Trucks are lined up outside of Salt Lake City International Airport’s new Central Receiving and Distribution Center during its grand opening ceremony in Salt Lake City on Tuesday, Aug. 11, 2020. (Photo: Kristin Murphy, KSL)

One of the sustainability elements of the redevelopment project will be a food recycling program in partnership with the Salt Lake City Mission. Bradford will coordinate regularly scheduled donations of unused food to be redistributed to individuals and family battling hunger.

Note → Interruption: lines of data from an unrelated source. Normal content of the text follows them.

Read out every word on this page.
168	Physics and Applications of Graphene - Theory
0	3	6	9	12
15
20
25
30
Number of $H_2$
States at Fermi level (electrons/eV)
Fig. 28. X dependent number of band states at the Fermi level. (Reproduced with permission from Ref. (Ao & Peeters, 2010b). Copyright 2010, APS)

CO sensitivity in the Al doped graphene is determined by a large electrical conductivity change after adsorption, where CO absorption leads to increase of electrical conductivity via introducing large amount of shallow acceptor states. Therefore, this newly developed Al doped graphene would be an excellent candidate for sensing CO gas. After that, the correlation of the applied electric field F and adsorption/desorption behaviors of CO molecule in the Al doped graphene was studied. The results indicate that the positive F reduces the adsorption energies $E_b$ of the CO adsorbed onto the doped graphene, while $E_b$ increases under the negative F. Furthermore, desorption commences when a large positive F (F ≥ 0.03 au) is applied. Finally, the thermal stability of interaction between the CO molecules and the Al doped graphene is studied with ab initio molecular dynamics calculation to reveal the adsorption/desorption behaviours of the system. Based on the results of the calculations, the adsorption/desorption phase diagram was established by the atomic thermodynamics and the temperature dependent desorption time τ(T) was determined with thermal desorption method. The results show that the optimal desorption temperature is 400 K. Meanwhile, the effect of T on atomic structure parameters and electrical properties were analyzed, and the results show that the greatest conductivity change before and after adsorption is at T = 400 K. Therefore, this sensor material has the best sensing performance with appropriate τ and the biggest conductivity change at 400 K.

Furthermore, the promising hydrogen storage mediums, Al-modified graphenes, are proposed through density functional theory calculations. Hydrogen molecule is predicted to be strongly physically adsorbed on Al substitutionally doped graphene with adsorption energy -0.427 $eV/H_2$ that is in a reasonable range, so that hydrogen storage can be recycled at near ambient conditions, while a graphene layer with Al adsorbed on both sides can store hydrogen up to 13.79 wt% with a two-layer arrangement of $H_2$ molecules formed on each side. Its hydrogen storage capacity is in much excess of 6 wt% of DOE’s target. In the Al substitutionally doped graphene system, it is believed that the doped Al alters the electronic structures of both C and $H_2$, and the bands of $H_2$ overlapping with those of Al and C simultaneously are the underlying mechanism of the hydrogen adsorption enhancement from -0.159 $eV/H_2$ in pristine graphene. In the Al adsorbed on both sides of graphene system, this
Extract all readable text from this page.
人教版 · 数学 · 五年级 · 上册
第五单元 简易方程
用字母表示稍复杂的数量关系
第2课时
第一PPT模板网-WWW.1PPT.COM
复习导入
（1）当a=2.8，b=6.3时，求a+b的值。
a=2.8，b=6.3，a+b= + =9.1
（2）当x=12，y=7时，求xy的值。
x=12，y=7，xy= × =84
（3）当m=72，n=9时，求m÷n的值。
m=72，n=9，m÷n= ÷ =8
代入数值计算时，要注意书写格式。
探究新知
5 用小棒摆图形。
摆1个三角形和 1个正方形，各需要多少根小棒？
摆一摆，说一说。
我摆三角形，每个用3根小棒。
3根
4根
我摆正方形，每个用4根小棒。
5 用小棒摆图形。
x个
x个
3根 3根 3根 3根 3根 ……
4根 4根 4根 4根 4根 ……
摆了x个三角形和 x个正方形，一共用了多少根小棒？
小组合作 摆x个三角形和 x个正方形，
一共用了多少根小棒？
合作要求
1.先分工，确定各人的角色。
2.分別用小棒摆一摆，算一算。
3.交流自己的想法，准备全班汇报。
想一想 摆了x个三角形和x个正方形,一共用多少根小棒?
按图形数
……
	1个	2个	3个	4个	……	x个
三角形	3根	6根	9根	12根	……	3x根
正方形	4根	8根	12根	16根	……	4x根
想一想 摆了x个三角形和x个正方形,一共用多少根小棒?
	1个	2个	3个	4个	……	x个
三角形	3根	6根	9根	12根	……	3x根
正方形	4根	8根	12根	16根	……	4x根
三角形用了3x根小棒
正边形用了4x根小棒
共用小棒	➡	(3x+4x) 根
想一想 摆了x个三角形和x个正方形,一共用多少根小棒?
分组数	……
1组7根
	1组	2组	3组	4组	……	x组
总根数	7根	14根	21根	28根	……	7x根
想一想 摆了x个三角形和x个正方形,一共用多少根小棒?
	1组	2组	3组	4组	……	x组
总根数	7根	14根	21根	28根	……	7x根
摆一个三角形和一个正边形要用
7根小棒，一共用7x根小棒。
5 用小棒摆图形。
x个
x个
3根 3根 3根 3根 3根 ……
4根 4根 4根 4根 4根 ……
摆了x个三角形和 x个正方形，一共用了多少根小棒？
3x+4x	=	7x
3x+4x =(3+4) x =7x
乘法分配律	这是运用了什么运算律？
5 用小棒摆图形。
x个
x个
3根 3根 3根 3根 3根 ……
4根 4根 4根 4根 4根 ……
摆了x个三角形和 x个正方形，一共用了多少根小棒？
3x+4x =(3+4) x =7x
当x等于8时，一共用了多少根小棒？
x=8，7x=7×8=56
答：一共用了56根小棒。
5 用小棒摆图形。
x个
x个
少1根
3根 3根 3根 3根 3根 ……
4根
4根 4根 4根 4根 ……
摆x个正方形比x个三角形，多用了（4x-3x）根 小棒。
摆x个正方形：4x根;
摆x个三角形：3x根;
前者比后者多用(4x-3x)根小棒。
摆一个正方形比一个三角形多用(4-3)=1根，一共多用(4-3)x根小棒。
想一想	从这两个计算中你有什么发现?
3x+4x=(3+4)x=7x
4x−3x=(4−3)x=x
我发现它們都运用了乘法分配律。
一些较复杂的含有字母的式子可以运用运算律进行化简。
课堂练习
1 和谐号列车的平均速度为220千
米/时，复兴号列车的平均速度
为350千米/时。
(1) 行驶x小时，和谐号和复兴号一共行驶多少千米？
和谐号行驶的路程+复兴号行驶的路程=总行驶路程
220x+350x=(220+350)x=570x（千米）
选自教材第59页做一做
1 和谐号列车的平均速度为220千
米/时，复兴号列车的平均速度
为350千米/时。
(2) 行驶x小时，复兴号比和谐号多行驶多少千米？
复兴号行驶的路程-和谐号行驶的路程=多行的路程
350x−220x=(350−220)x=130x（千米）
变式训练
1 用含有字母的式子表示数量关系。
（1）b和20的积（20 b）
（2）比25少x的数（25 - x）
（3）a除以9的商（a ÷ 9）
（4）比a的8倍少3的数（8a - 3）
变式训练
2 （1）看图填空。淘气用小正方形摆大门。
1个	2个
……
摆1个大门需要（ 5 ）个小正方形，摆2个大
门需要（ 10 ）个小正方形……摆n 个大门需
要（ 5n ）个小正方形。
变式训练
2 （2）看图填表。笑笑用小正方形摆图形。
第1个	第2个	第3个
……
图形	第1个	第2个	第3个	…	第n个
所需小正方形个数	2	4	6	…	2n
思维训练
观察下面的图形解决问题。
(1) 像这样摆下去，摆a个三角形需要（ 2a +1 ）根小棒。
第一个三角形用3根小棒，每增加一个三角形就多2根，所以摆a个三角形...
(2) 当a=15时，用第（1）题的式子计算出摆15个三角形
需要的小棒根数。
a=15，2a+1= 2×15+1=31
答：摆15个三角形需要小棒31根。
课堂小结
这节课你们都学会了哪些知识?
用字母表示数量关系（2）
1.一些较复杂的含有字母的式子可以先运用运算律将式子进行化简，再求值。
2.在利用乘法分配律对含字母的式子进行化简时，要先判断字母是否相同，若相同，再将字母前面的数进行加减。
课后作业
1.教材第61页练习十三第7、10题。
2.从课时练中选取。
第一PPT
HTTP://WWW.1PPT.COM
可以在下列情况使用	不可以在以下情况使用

“It’s just a tremendous story to tell where food that would otherwise be thrown away and just disposed of gets repurposed while it’s still good quality food and it ends up in the hands of people that need it,” said Salt Lake City Mission Executive Director Joe Vazquez.

He said his organization typically feeds more than 50,000 people annually, and this new partnership will boost its ability to serve the community even more.

“We were participating in the past with the airport. Now with what we’ve seen can be done, (it) will be done on steroids,” he said. “It’s going to be on a much higher level where all the food purveyors in the airport will be working with this. It’s just going to be way bigger and better than what it used to be in the past.”

Meanwhile, despite the dramatic impact the coronavirus pandemic has had on air travel in the U.S. and worldwide, officials noted that the outbreak is expected to produce a “silver lining” regarding the airport redevelopment.

“So this phase one (and) we’re opening on Sept. 15. Originally, pre-COVID, the game plan was to slowly take down concourses and gates in the old building as we built new ones in the new airport, which was very time consuming and very expensive,” Wyatt said. “As a result of COVID and the low state of passenger volumes, today we’re able to get rid of that part and as soon as we open (on Sept. 15) we’ll actually begin tearing down all of the old airport — every stick of it, then we will build much more rapidly the remaining parts of the new airport. It saves us a couple of years and in the construction business, time is money, so we can save up to $300 million by doing this.”